市庁舎や中学校に設備設置 域内でエネルギー地産地消
太平洋に面した房総半島南部に位置する人口約3万5000人のいすみ市。同市が取り組む「いすみ市国土強靭化地域計画」の実現に向けて全国に先駆けて取り組んできたのが、「いすみ市地域マイクログリッド構築事業」だ。
この事実は2021年6月、経済産業省による補助事業「地域共生型再生可能エネルギー等普及促進事業費補助金(地域マイクログリッド構築支援事業のうち、地域マイクログリッド構築事業)」に採択された。これを受けて関電工は、同市と一般送配電事業者の東京電力パワーグリッド(PG)と組み、マイクログリッドの構築事業を始動。23年2月にマイクログリッド設備の運用を始めた。
送配電網は、電力を発電所から変電所に送るための「送電線」と、変電所から企業や家庭に送るための「配電線」から構成されている。
今回構築した地域マイクログリッドでは、大規模災害などの影響で長時間の停電が見込まれる場合、既設の配電線からマイクログリッド対象エリアを切り離し、そのエリア内の電力システムを独立運用させる。
地域マイクログリッドの構築範囲は、防災拠点を担ういすみ市庁舎と避難場所に指定された大原中学校を取り囲むエリアで、約30軒の電力需要家が存在する。平時には、発電された電力を自家消費に充てるため、購入電力量を削減できる。
設備面では、太陽光発電設備を市庁舎と中学校に設置。中学校には、同設備に加えて蓄電池とLPガス発電機も配置した。それぞれの出力規模は、太陽光パネルが合計279kWで、蓄電池が238kW時。LPガス発電機は2台導入し、合わせて100kWとなる。
地域マイクログリッドに電力を供給する電源は、太陽光をはじめとする再エネ発電設備を使用するのが一般的。再エネの発電電力は天候などに左右されるため、電力需給の調整役として蓄電池をセットにするケースも多い。ただ、蓄電池の放電が完了すると停電するリスクがあるため、長期間にわたり域内で電力の安定供給できる仕組みづくりが望まれていた。
多様な場面想定し実証試験 大規模停電の経験生かす
そこで関電工は、「全国で簡単に入手できる」「長期保存しても劣化がほとんどない」「持ち運びが容易」といった利点を兼ね備えるLPガスに注目。災害に強いLPガスを燃料とする発電機を採用し、太陽光発電設備と蓄電池に組み合わせた。
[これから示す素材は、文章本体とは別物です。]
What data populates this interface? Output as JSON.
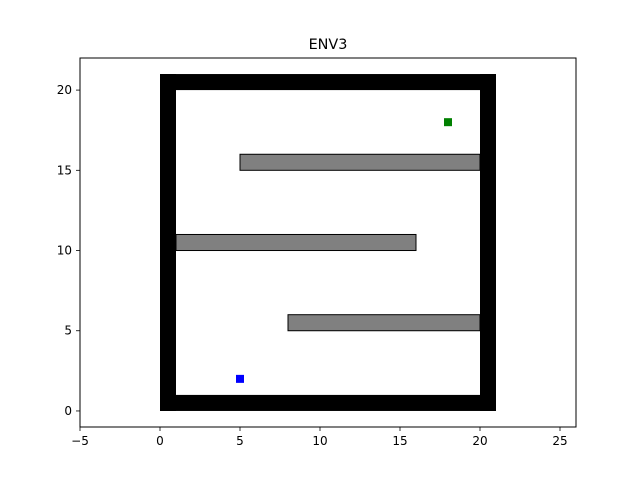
{
  "chart_data": {
    "type": "scatter",
    "title": "ENV3",
    "xlabel": "",
    "ylabel": "",
    "xlim": [
      -5,
      26
    ],
    "ylim": [
      -1,
      22
    ],
    "x_ticks": [
      -5,
      0,
      5,
      10,
      15,
      20,
      25
    ],
    "y_ticks": [
      0,
      5,
      10,
      15,
      20
    ],
    "x_tick_labels": [
      "−5",
      "0",
      "5",
      "10",
      "15",
      "20",
      "25"
    ],
    "y_tick_labels": [
      "0",
      "5",
      "10",
      "15",
      "20"
    ],
    "grid": false,
    "legend": "none",
    "outer_walls": [
      {
        "x": 0,
        "y": 0,
        "width": 1,
        "height": 21
      },
      {
        "x": 20,
        "y": 0,
        "width": 1,
        "height": 21
      },
      {
        "x": 0,
        "y": 0,
        "width": 21,
        "height": 1
      },
      {
        "x": 0,
        "y": 20,
        "width": 21,
        "height": 1
      }
    ],
    "inner_obstacles": [
      {
        "x": 5,
        "y": 15,
        "width": 15,
        "height": 1
      },
      {
        "x": 1,
        "y": 10,
        "width": 15,
        "height": 1
      },
      {
        "x": 8,
        "y": 5,
        "width": 12,
        "height": 1
      }
    ],
    "points": [
      {
        "role": "start",
        "x": 5,
        "y": 2,
        "color": "#0000ff"
      },
      {
        "role": "goal",
        "x": 18,
        "y": 18,
        "color": "#008000"
      }
    ],
    "colors": {
      "wall": "#000000",
      "obstacle": "#808080",
      "obstacle_edge": "#000000"
    }
  }
}
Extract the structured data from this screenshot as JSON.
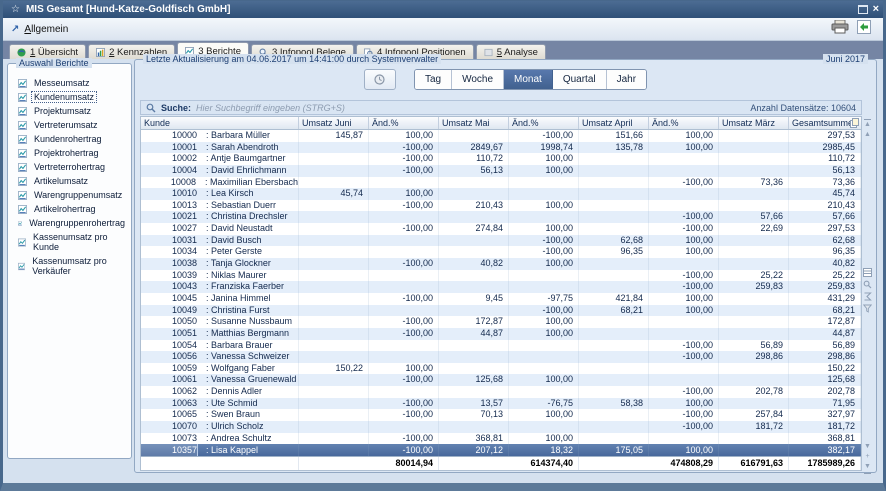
{
  "window": {
    "title": "MIS Gesamt  [Hund-Katze-Goldfisch GmbH]"
  },
  "icons": {
    "star": "☆",
    "menu_arrow": "↗",
    "close": "×",
    "scroll_up": "▲",
    "scroll_down": "▼",
    "plus": "+"
  },
  "menubar": {
    "menu_label": "Allgemein"
  },
  "tabs": [
    {
      "label": "1 Übersicht",
      "active": false
    },
    {
      "label": "2 Kennzahlen",
      "active": false
    },
    {
      "label": "3 Berichte",
      "active": true
    },
    {
      "label": "3 Infopool Belege",
      "active": false
    },
    {
      "label": "4 Infopool Positionen",
      "active": false
    },
    {
      "label": "5 Analyse",
      "active": false
    }
  ],
  "sidebar": {
    "title": "Auswahl Berichte",
    "selected_index": 1,
    "items": [
      "Messeumsatz",
      "Kundenumsatz",
      "Projektumsatz",
      "Vertreterumsatz",
      "Kundenrohertrag",
      "Projektrohertrag",
      "Vertreterrohertrag",
      "Artikelumsatz",
      "Warengruppenumsatz",
      "Artikelrohertrag",
      "Warengruppenrohertrag",
      "Kassenumsatz pro Kunde",
      "Kassenumsatz pro Verkäufer"
    ]
  },
  "main": {
    "group_title": "Letzte Aktualisierung am 04.06.2017 um 14:41:00 durch Systemverwalter",
    "period_label": "Juni 2017",
    "periods": {
      "options": [
        "Tag",
        "Woche",
        "Monat",
        "Quartal",
        "Jahr"
      ],
      "active": "Monat"
    },
    "search": {
      "label": "Suche:",
      "placeholder": "Hier Suchbegriff eingeben (STRG+S)",
      "count": "Anzahl Datensätze: 10604"
    },
    "table": {
      "columns": [
        "Kunde",
        "Umsatz Juni",
        "Änd.%",
        "Umsatz Mai",
        "Änd.%",
        "Umsatz April",
        "Änd.%",
        "Umsatz März",
        "Gesamtsumme"
      ],
      "rows": [
        {
          "id": "10000",
          "name": "Barbara Müller",
          "v": [
            "145,87",
            "100,00",
            "",
            "-100,00",
            "151,66",
            "100,00",
            "",
            "297,53"
          ]
        },
        {
          "id": "10001",
          "name": "Sarah Abendroth",
          "v": [
            "",
            "-100,00",
            "2849,67",
            "1998,74",
            "135,78",
            "100,00",
            "",
            "2985,45"
          ]
        },
        {
          "id": "10002",
          "name": "Antje Baumgartner",
          "v": [
            "",
            "-100,00",
            "110,72",
            "100,00",
            "",
            "",
            "",
            "110,72"
          ]
        },
        {
          "id": "10004",
          "name": "David Ehrlichmann",
          "v": [
            "",
            "-100,00",
            "56,13",
            "100,00",
            "",
            "",
            "",
            "56,13"
          ]
        },
        {
          "id": "10008",
          "name": "Maximilian Ebersbach",
          "v": [
            "",
            "",
            "",
            "",
            "",
            "-100,00",
            "73,36",
            "73,36"
          ]
        },
        {
          "id": "10010",
          "name": "Lea Kirsch",
          "v": [
            "45,74",
            "100,00",
            "",
            "",
            "",
            "",
            "",
            "45,74"
          ]
        },
        {
          "id": "10013",
          "name": "Sebastian Duerr",
          "v": [
            "",
            "-100,00",
            "210,43",
            "100,00",
            "",
            "",
            "",
            "210,43"
          ]
        },
        {
          "id": "10021",
          "name": "Christina Drechsler",
          "v": [
            "",
            "",
            "",
            "",
            "",
            "-100,00",
            "57,66",
            "57,66"
          ]
        },
        {
          "id": "10027",
          "name": "David Neustadt",
          "v": [
            "",
            "-100,00",
            "274,84",
            "100,00",
            "",
            "-100,00",
            "22,69",
            "297,53"
          ]
        },
        {
          "id": "10031",
          "name": "David Busch",
          "v": [
            "",
            "",
            "",
            "-100,00",
            "62,68",
            "100,00",
            "",
            "62,68"
          ]
        },
        {
          "id": "10034",
          "name": "Peter Gerste",
          "v": [
            "",
            "",
            "",
            "-100,00",
            "96,35",
            "100,00",
            "",
            "96,35"
          ]
        },
        {
          "id": "10038",
          "name": "Tanja Glockner",
          "v": [
            "",
            "-100,00",
            "40,82",
            "100,00",
            "",
            "",
            "",
            "40,82"
          ]
        },
        {
          "id": "10039",
          "name": "Niklas Maurer",
          "v": [
            "",
            "",
            "",
            "",
            "",
            "-100,00",
            "25,22",
            "25,22"
          ]
        },
        {
          "id": "10043",
          "name": "Franziska Faerber",
          "v": [
            "",
            "",
            "",
            "",
            "",
            "-100,00",
            "259,83",
            "259,83"
          ]
        },
        {
          "id": "10045",
          "name": "Janina Himmel",
          "v": [
            "",
            "-100,00",
            "9,45",
            "-97,75",
            "421,84",
            "100,00",
            "",
            "431,29"
          ]
        },
        {
          "id": "10049",
          "name": "Christina Furst",
          "v": [
            "",
            "",
            "",
            "-100,00",
            "68,21",
            "100,00",
            "",
            "68,21"
          ]
        },
        {
          "id": "10050",
          "name": "Susanne Nussbaum",
          "v": [
            "",
            "-100,00",
            "172,87",
            "100,00",
            "",
            "",
            "",
            "172,87"
          ]
        },
        {
          "id": "10051",
          "name": "Matthias Bergmann",
          "v": [
            "",
            "-100,00",
            "44,87",
            "100,00",
            "",
            "",
            "",
            "44,87"
          ]
        },
        {
          "id": "10054",
          "name": "Barbara Brauer",
          "v": [
            "",
            "",
            "",
            "",
            "",
            "-100,00",
            "56,89",
            "56,89"
          ]
        },
        {
          "id": "10056",
          "name": "Vanessa Schweizer",
          "v": [
            "",
            "",
            "",
            "",
            "",
            "-100,00",
            "298,86",
            "298,86"
          ]
        },
        {
          "id": "10059",
          "name": "Wolfgang Faber",
          "v": [
            "150,22",
            "100,00",
            "",
            "",
            "",
            "",
            "",
            "150,22"
          ]
        },
        {
          "id": "10061",
          "name": "Vanessa Gruenewald",
          "v": [
            "",
            "-100,00",
            "125,68",
            "100,00",
            "",
            "",
            "",
            "125,68"
          ]
        },
        {
          "id": "10062",
          "name": "Dennis Adler",
          "v": [
            "",
            "",
            "",
            "",
            "",
            "-100,00",
            "202,78",
            "202,78"
          ]
        },
        {
          "id": "10063",
          "name": "Ute Schmid",
          "v": [
            "",
            "-100,00",
            "13,57",
            "-76,75",
            "58,38",
            "100,00",
            "",
            "71,95"
          ]
        },
        {
          "id": "10065",
          "name": "Swen Braun",
          "v": [
            "",
            "-100,00",
            "70,13",
            "100,00",
            "",
            "-100,00",
            "257,84",
            "327,97"
          ]
        },
        {
          "id": "10070",
          "name": "Ulrich Scholz",
          "v": [
            "",
            "",
            "",
            "",
            "",
            "-100,00",
            "181,72",
            "181,72"
          ]
        },
        {
          "id": "10073",
          "name": "Andrea Schultz",
          "v": [
            "",
            "-100,00",
            "368,81",
            "100,00",
            "",
            "",
            "",
            "368,81"
          ]
        }
      ],
      "selected": {
        "id": "10357",
        "name": "Lisa Kappel",
        "v": [
          "",
          "-100,00",
          "207,12",
          "18,32",
          "175,05",
          "100,00",
          "",
          "382,17"
        ]
      },
      "totals": {
        "juni": "80014,94",
        "mai": "614374,40",
        "april": "474808,29",
        "maerz": "616791,63",
        "gesamt": "1785989,26"
      }
    }
  }
}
さらに関電工は、三つの電源を統合制御するという前例のない管理システムの有効性を確かめるため、産業技術総合研究所や電力中央研究所(電中研)で実証試験を積み重ねた。
電中研赤城試験センター(群馬県前橋市)では、停電発生時に外部電源に頼らず電源供給を再開する「ブラックスタート」や系統事故などを想定して新開発の電源システムを実際に動かし、実践的なデータを蓄積した。関電工グリーンイノベーション本部事業開発ユニット事業開発部部長の宮本裕介氏は「いろいろなケースを想定して、電力の域内供給を維持できるよう試験や工夫を重ねた」と振り返る。

地域マイクログリッドへの期待感が高まる背景には、自然災害に伴う大規模停電が多発する背景がある。18年の北海道胆振東部地震では、道内全域が停電するブラックアウトに陥った。台風15号が上陸した19年には、千葉県を中心とした東電エリアで約93万軒の停電が発生し、全復旧までに多くの時間を要したことが、いまだ人々の記憶に残っている。
さらに関電工は、再エネを生かしながら電力を自給自足する機運が各地で高まる傾向にも目を向け、域内で自立的に運用可能なマイクログリッドを追求することにした。今後は、送配電会社でなくても新規参入を認める国の「配電事業ライセンス制度」も追い風にしながら、いすみ市のようなマイクログリッド構築の動きが広がりそうだ。
「停電の復旧が見通せない場合には、長期間にわたり電力を送る必要がある。そんな役割を担う地域マイクログリッドの技術をさらに磨いていきたい」と宮本氏。災害に強いまちづくりを支援する同社の挑戦から、今後とも目が離せない。